OpenAI: ‘Likely’ Chinese influence operation tried to use ChatGPT to stir debate on data centers
OpenAI’s threat intelligence team tracked what it believes are two distinct clusters of activity online from groups with ties to China and posting content seemingly designed to stoke anger around divisive topics like AI and data centers.
The first, dubbed “Data Center Bandwagon,” used ChatGPT to create imagery and social media comments claiming data center buildouts were raising electricity prices for Americans.
Another used the tool to develop images and online posts characterizing tariffs as a covert means for the countries to exert control over the global technological landscape. According to OpenAI, the originating prompts directed ChatGPT to only include U.S. President Donald Trump in this content, while leaving out Chinese President Xi Jinping, who has also made use of tariffs.
In both cases, OpenAI said the operators “likely originated” in China. The anti-data center content was traced to an unnamed Chinese technology company that holds multiple contracts with regional Chinese governments, and both clusters used VPNs to evade restrictions, prompted ChatGPT in simplified Chinese and asked for both English and Chinese-language outputs, all while posing as Americans on social media platforms like X and YouTube.
“This looks like a classic example of a foreign influence operation jumping onto the bandwagon of a genuine and pre-existing domestic debate and trying to manipulate it by using fake accounts posing as Americans,” online, said Ben Nimmo, principal investigator at OpenAI and author of the report.
While OpenAI – which has sought to raise hundreds of millions of dollars in funding to build datacenters in the U.S. – is not a neutral party, the report does not claim that anti-data center sentiment in the country is being driven or bolstered by foreign propaganda online.
There’s little evidence that the campaigns got much attention outside their own amplification networks. Such engagement from third parties is an imperfect but important indicator of an influence operation’s impact. OpenAI rated the campaigns a 1 and 2 on the Bookings breakout scale, scores that indicate activity on one or more platforms but no evidence of meaningful engagement by targeted audiences.
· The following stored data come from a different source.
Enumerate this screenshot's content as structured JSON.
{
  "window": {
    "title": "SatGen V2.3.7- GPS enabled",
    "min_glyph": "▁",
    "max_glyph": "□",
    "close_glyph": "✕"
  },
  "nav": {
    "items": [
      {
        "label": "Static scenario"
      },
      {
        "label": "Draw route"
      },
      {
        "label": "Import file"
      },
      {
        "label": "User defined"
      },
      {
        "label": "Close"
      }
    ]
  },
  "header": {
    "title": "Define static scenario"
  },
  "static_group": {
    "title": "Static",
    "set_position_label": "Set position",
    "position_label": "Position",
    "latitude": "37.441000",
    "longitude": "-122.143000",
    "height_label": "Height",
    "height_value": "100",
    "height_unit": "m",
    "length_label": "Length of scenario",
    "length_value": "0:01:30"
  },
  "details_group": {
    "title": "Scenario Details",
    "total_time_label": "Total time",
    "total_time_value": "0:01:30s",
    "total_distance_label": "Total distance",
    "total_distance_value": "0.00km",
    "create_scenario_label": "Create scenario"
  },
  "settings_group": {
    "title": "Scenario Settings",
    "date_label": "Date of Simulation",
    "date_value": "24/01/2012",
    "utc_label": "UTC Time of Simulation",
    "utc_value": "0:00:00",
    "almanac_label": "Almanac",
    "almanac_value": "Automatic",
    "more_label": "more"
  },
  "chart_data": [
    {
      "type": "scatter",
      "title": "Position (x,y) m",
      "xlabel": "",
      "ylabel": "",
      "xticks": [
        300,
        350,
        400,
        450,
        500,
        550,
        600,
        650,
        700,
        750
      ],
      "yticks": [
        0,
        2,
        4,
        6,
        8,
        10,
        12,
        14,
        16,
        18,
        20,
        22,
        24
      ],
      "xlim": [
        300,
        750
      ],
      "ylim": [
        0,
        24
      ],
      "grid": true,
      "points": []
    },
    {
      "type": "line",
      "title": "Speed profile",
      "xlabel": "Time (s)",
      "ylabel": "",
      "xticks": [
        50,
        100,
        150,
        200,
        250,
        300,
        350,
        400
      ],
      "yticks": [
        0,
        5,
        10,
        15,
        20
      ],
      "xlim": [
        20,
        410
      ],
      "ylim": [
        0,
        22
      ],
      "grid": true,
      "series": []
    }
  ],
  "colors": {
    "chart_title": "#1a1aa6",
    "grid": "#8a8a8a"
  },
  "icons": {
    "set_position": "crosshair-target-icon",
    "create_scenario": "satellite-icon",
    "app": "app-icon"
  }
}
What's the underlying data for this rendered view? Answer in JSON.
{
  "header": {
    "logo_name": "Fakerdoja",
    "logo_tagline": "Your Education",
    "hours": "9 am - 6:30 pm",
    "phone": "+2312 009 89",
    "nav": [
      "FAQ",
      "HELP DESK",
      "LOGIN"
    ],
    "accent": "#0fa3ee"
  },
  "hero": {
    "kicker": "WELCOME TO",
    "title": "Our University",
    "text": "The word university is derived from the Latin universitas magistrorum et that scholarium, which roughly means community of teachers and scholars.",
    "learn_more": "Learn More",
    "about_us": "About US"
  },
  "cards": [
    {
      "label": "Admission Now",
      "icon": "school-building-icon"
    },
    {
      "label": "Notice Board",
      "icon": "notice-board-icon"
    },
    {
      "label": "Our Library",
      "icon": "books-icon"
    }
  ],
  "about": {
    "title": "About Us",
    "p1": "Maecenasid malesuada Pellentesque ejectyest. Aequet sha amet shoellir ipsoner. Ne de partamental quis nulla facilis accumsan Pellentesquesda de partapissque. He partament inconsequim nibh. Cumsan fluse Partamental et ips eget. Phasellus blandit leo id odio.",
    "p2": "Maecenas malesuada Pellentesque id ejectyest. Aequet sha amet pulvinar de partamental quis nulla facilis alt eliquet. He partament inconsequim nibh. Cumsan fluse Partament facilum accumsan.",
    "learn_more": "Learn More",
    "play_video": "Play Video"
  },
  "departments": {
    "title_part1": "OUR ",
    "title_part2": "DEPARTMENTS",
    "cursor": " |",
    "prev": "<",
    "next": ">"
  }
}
Additionally, researchers who study state-sponsored influence campaigns say these groups are happy to latch onto and amplify genuine domestic movements or messaging so long as it serves their larger destabilization goals.
Others have suggested that piggybacking off established narratives with organic momentum – like public anger at AI and data centers – can make an influence operation appear more effective.
While AI tools can be leveraged to create such internet content at scale, they often fail to gain traction. Some images used by Chinese actors appear clunky or use overly direct messaging that display a lack of familiarity with both the English language and internet virality.
“I do want to be really clear here: this was not a case of an influence operation creating a debate,” said Nimmo. “The debate existed already. This was an influence operation from China trying to interfere in it. We didn’t see any signs that it succeeded.”
He added that while such views are “reasonable” and “sincerely held” by many participants on both sides, “what we don’t want to see is a covert foreign influence operation posing as Americans to try to shape it, still less a foreign influence operation using the very AI that it attacks.”
According to the OpenAI report, the actors used ChatGPT to edit work reports which contained operational security details about their social media campaigns. In them, they described their goals as “establishing persistent and credible accounts, producing visually appealing content to expand audience reach in different regions and maintaining long term account viability by anticipating platform enforcement.”
Another report fed into ChatGPT discussed how best to leverage Facebook’s content ecosystem, groups, pages, hashtags, advertising tools, recommendation systems and reporting mechanisms, as well as strategies for evading Meta’s detection of coordinated inauthentic accounts.
The campaign around tariffs also used ChatGPT to create short comments, comics in English but also Italian, Japanese and traditional Chinese accusing the US of putting profits over loyalty to its allies. OpenAI said they were targeted by the same network on X with an influence campaign alleging a widespread user data breach that Nimmo said “never happened.”
While OpenAI said the campaigns likely originated in China, they do not directly attribute the operations to the Chinese government or actors working on their behalf, but do note that many parts of the campaign and its tactics overlap with pre-established Chinese government propaganda campaigns online.